Mis paseos del fin de semana son cortos y nada literarios, pero tienen algunas dosis de aventura. El pequeño contratiempo, el paisaje abrumador y la charla con los amigos son en pequeña escala como las grandes andanzas de esos individuos que salen de su casa con rumbo a lo desconocido para aplacar la necesidad de no saben muy bien qué, y que al final acaban comprendiendo que los paraísos buscados no están al alcance de los sentidos, sino dentro de las personas que han conocido y, en último término, dentro de sí mismos. No es infrecuente que entonces tengan por su hogar cualquier parte del mundo o que vuelvan a su casa cargados de la sabiduría que da el camino, conocedores de que en la dificultad está el aprecio de lo conseguido (para encontrar, hay molestarse en buscar. Para tener suerte, hay que arriesgar. Para saber, hay que aprender. Para llegar, hay que hacer un camino. Para que te den lo mejor de ellos, tienes que dar lo mejor de ti).
No es casualidad que escriba esto a la vuelta de un pequeño viaje a Jaén, esa provincia que los eslóganes anuncian como “paraíso interior”, porque traigo impresiones indelebles de las que entran por los sentidos y, sobre todo, de las que llegan directamente al alma y allí se quedan.
Jaén es un paraíso interior, en efecto, y cualquiera que se adentre por alguna de sus muchas sierras puede dar buena fe de ello. La ruta que hemos hecho parcialmente, en concreto, discurre al principio por una garganta pedregosa que parte de la carretera de Jaén al Embalse del Quiebrajano, junto a la llamada Casa del Pintor, y termina en el alto de La Pandera, a 1870 metros de altitud. Como está perfectamente recogida en la web del Portal de Turismo de la Provincia de Jaén, no me extenderé en el recorrido, que por ser muy exigente para el poco tiempo que teníamos no hemos llegado a completar.
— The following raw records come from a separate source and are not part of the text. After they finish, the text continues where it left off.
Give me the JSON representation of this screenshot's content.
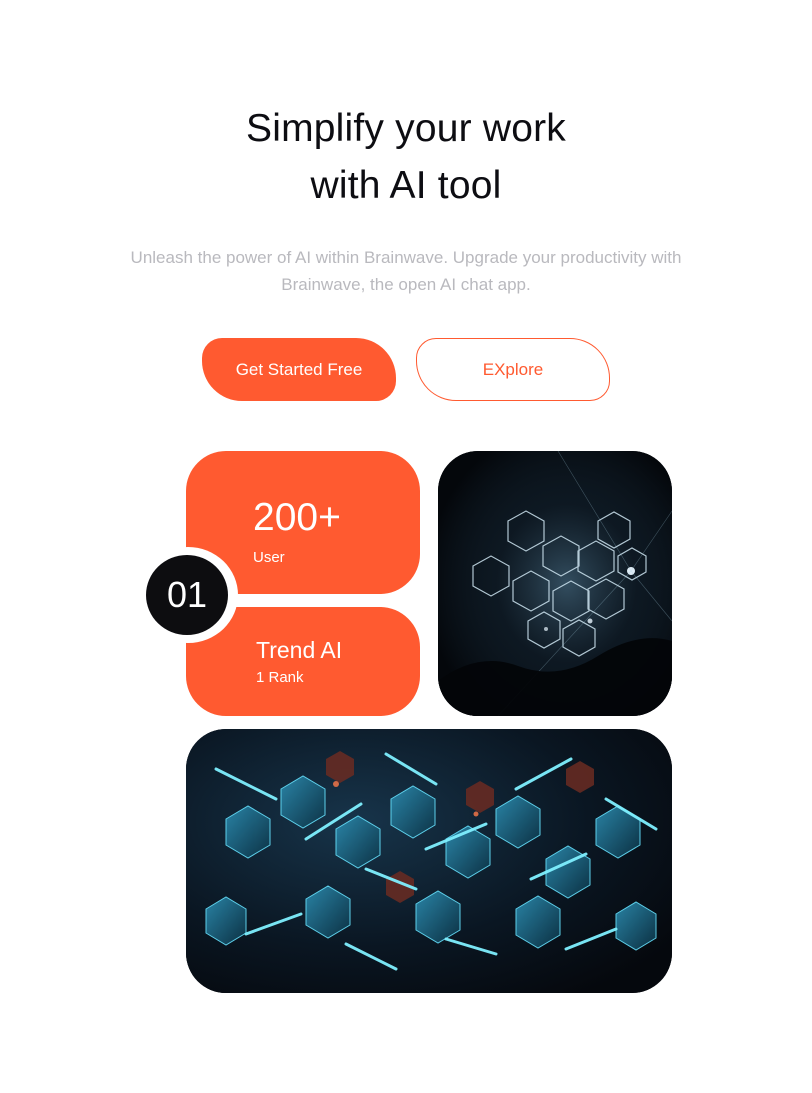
{
  "hero": {
    "title_line1": "Simplify your work",
    "title_line2": "with AI tool",
    "subtitle_line1": "Unleash the power of AI within Brainwave. Upgrade your productivity with",
    "subtitle_line2": "Brainwave, the open AI chat app."
  },
  "buttons": {
    "primary_label": "Get Started Free",
    "secondary_label": "EXplore"
  },
  "stats": {
    "users_value": "200+",
    "users_label": "User",
    "rank_value": "Trend AI",
    "rank_label": "1 Rank",
    "badge": "01"
  },
  "colors": {
    "accent": "#ff5a30",
    "dark": "#0d0d10",
    "muted_text": "#b9b9be",
    "image_bg": "#05080d",
    "neon": "#3fd9ff"
  }
}
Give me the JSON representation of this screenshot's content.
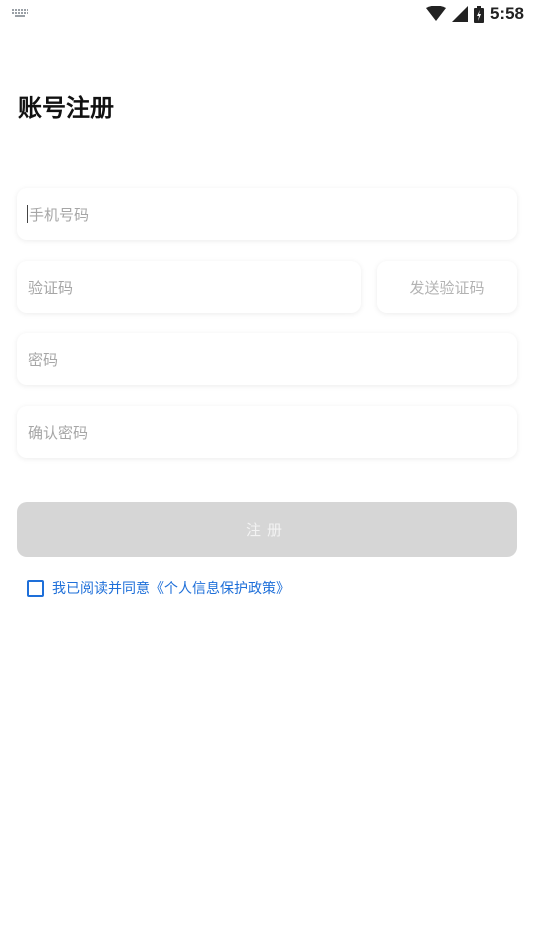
{
  "status_bar": {
    "time": "5:58",
    "icons": [
      "keyboard-icon",
      "wifi-icon",
      "signal-icon",
      "battery-icon"
    ]
  },
  "page": {
    "title": "账号注册"
  },
  "form": {
    "phone_placeholder": "手机号码",
    "code_placeholder": "验证码",
    "send_code_label": "发送验证码",
    "password_placeholder": "密码",
    "confirm_password_placeholder": "确认密码",
    "register_label": "注册"
  },
  "agreement": {
    "text": "我已阅读并同意《个人信息保护政策》",
    "checked": false
  },
  "colors": {
    "link": "#1e6fd9",
    "button_disabled": "#d6d6d6",
    "placeholder": "#a6a6a6"
  }
}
Hemos pasado por túneles abiertos en las zarzas, nos hemos sobrecogido al pasar junto a los farallones que amenazan a los caminantes, nos hemos asombrado ante unos estratos que parecían construcciones de sillería, nos ha dejado aturdidos la grandiosidad del paisaje, hemos bebido el agua fresca de la llamada Fuente del Obispo y algunos de nosotros han irrumpido en la cueva que se abre en la falda de La Pandera. Y hemos sudado lo suyo. Y nos hemos caído al escurrirnos sobre el pedregal que cubre el suelo de la empinada senda. Y nos hemos reído con las anécdotas que contaban unos y otros mientras comíamos jamón y queso y le dábamos algunos tragos a una bota de vino.
Juan ante estratos como sillares |
Pero Jaén es un paraíso interior, sobre todo, por su gente. Lo es al menos por la gente que nos ha acompañado y con la que hemos compartido, además del viaje y varias horas más del domingo, una noche de sábado por las tabernas del centro. Ellos, principalmente, son los culpables de que, como les ocurre a los viajeros que vuelven a su casa después de toda una vida recorriendo los más ignotos parajes, yo haya vuelto a mi hogar en Pozoblanco más sabio, más tolerante y más feliz.